Le 15 décembre 2006, la société Cortix a conclu une première convention de collaboration avec la société Locam organisant le financement de sites web qu’elle fournit par le biais de contrats de G financière. Le 29 avril 2011, elle signait une nouvelle convention de collaboration amodiée par avenant du 10 mai 2012 ayant pour objet le financement des sites web qu’elle créait et développait dans le cadre de son offre Elliweb.
Par jugement du 3 mars 2010, le Tribunal de commerce de Bordeaux a ouvert une procédure de sauvegarde à l’égard de la société Cortix. Par jugement du 19 octobre 2011, un plan de sauvegarde a été adopté.
Puis par jugement du 30 mai 2012, le Tribunal de commerce de Bordeaux a ouvert une procédure de redressement judiciaire sur résolution du plan de sauvegarde, a désigné la Selarl Mequinion administrateur avec mission d’assistance et la Selarl Y Z en qualité de mandataire judiciaire. Une date limite de dépôt des offres de cession ou de partenariat était fixée au 12 juillet 2012.

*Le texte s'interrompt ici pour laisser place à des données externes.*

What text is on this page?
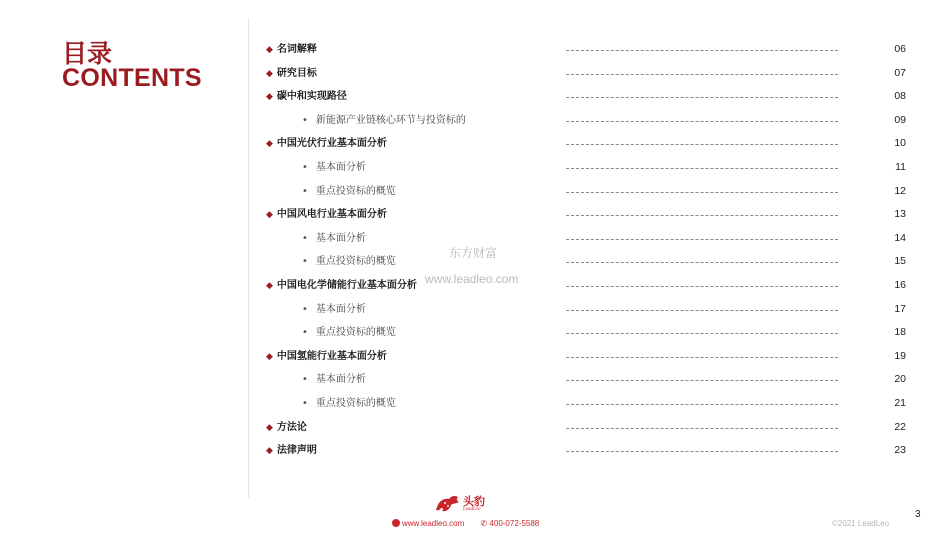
目录
CONTENTS
◆ 名词解释	06
◆ 研究目标	07
◆ 碳中和实现路径	08
• 新能源产业链核心环节与投资标的	09
◆ 中国光伏行业基本面分析	10
• 基本面分析	11
• 重点投资标的概览	12
◆ 中国风电行业基本面分析	13
• 基本面分析	14
• 重点投资标的概览	15
◆ 中国电化学储能行业基本面分析	16
• 基本面分析	17
• 重点投资标的概览	18
◆ 中国氢能行业基本面分析	19
• 基本面分析	20
• 重点投资标的概览	21
◆ 方法论	22
◆ 法律声明	23
东方财富
www.leadleo.com
头豹
LeadLeo
www.leadleo.com ✆ 400-072-5588	©2021 LeadLeo
3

Par jugement du 1er août 2012, sur requête de la Selarl Mequinion, le Tribunal de commerce a mis fin la période d’observation et prononcé la liquidation judiciaire de la société Cortix avec poursuite d’activité pour une durée de deux mois jusqu’au 1er octobre 2012 et désigné la Selarl Y Z en qualité de mandataire liquidateur.
Le 22 juin 2012, la société Locam avait mis en demeure l’administrateur judiciaire de prendre parti sur la poursuite de l’ensemble des conventions de collaboration régissant ses rapports avec la société Cortix.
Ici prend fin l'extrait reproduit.